I nodded as I remembered the cliff devoured by the sea and the blank place where his caravan had stood.

“Well, I don’t know about any ghost, darling,” Grandma said. “But Malcolm was the one who pulled you out. He said you put up such a struggle that he thought he might not be able to bring you in. He was worried that you both might drown. But you let him help you, eventually. I suppose with all them pills and what-not you’d taken, you didn’t have that much fight left.”

“He saved me?”

“That’s right, love. He saved you.”

“So he’s alive?”

“Well, he was last time I saw him.” She squinted at a tiny-faced gold watch on her wrist. “About an hour ago, at about half past five. Poor little thing, he was ever so worried about you. He wanted to come to see you. But the nurses wouldn’t let him. It’s only family members allowed right now. But, as much as his dad wanted him to go home, he wouldn’t leave until he knew for certain that you were going to be fine.”

“Oh,” I said, remembering how I’d thrashed and kicked and gulped in all that seawater, how I’d known, as I felt Malcolm’s ghost dragging me under with him, that I really didn’t want to die.

I FOUND I RATHER
liked being in the hospital. The nurses were very nice to me, smiling and speaking softly; they pressed warm fingers to my wrist to take my pulse and tucked my covers tight so I felt swaddled, like a baby, in my bed. And though she was only vaguely familiar, it was reassuring to have Grandma Pearson sitting at my bedside, a solid presence that I kept coming back to as I drifted in and out of sleep. I was also pleased when I found out that I wasn’t in Delapole but in Bleakwick
General Hospital. Most of all, I liked that, exiled there, I was capable of lying back and keeping my mind completely blank.

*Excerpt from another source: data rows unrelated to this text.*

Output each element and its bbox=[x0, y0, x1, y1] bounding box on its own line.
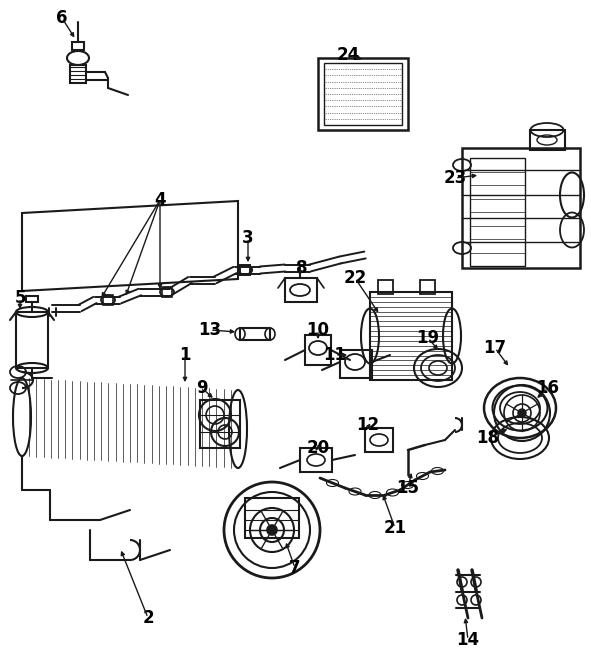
Bar bbox=[462, 148, 580, 268]
Text: 20: 20 bbox=[307, 439, 330, 457]
Text: 5: 5 bbox=[14, 289, 26, 307]
Bar bbox=[370, 292, 452, 380]
Text: 1: 1 bbox=[179, 346, 191, 364]
Text: 11: 11 bbox=[323, 346, 346, 364]
Text: 10: 10 bbox=[307, 321, 330, 339]
Text: 9: 9 bbox=[196, 379, 208, 397]
Text: 7: 7 bbox=[289, 559, 301, 577]
Text: 13: 13 bbox=[199, 321, 222, 339]
Bar bbox=[420, 280, 435, 294]
Text: 3: 3 bbox=[242, 229, 254, 247]
Bar bbox=[26, 296, 38, 302]
Bar bbox=[530, 130, 565, 150]
Text: 21: 21 bbox=[384, 519, 407, 537]
Text: 14: 14 bbox=[456, 631, 479, 649]
Text: 23: 23 bbox=[443, 169, 467, 187]
Bar bbox=[162, 287, 172, 297]
Text: 17: 17 bbox=[483, 339, 506, 357]
Text: 4: 4 bbox=[154, 191, 166, 209]
Bar bbox=[240, 265, 250, 275]
Bar bbox=[103, 295, 113, 305]
Bar bbox=[305, 335, 331, 365]
Text: 19: 19 bbox=[417, 329, 440, 347]
Bar bbox=[240, 328, 270, 340]
Text: 6: 6 bbox=[56, 9, 68, 27]
Bar bbox=[72, 42, 84, 50]
Text: 2: 2 bbox=[142, 609, 154, 627]
Bar bbox=[285, 278, 317, 302]
Text: 15: 15 bbox=[397, 479, 420, 497]
Text: 24: 24 bbox=[336, 46, 360, 64]
Bar bbox=[340, 350, 372, 378]
Bar bbox=[365, 428, 393, 452]
Text: 12: 12 bbox=[356, 416, 379, 434]
Circle shape bbox=[267, 525, 277, 535]
Bar bbox=[378, 280, 393, 294]
Bar bbox=[200, 400, 240, 448]
Bar bbox=[70, 65, 86, 83]
Circle shape bbox=[518, 409, 526, 417]
Text: 18: 18 bbox=[476, 429, 499, 447]
Text: 8: 8 bbox=[296, 259, 308, 277]
Bar bbox=[324, 63, 402, 125]
Bar bbox=[470, 158, 525, 266]
Bar bbox=[300, 448, 332, 472]
Text: 16: 16 bbox=[537, 379, 560, 397]
Text: 22: 22 bbox=[343, 269, 366, 287]
Bar bbox=[245, 498, 299, 538]
Bar bbox=[318, 58, 408, 130]
Bar bbox=[16, 312, 48, 368]
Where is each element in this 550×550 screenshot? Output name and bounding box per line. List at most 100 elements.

“Oh, Jesse, I finally managed to get here when you’re awake. It’s such a relief to see you, love.”

It was morning. Or at least I thought it was. The light from the window was bluish; I could hear the distant clatter of teacups, the busy slap of shoes on hard, tiled floors. Mabel came into view at the foot of my bed. Her sheeny hair and vivid makeup were dazzling against the colorlessness of the room. She hurried to the side of my bed, looming over me to wrap her arms around my shoulders.

“Oh, for goodness’ sake, Mabel, you’ll stifle the lass,” Grandma said, her voice muffled by Mabel’s springy flesh. I hadn’t realized she was still there, at my bedside. I wondered if she’d been there all night.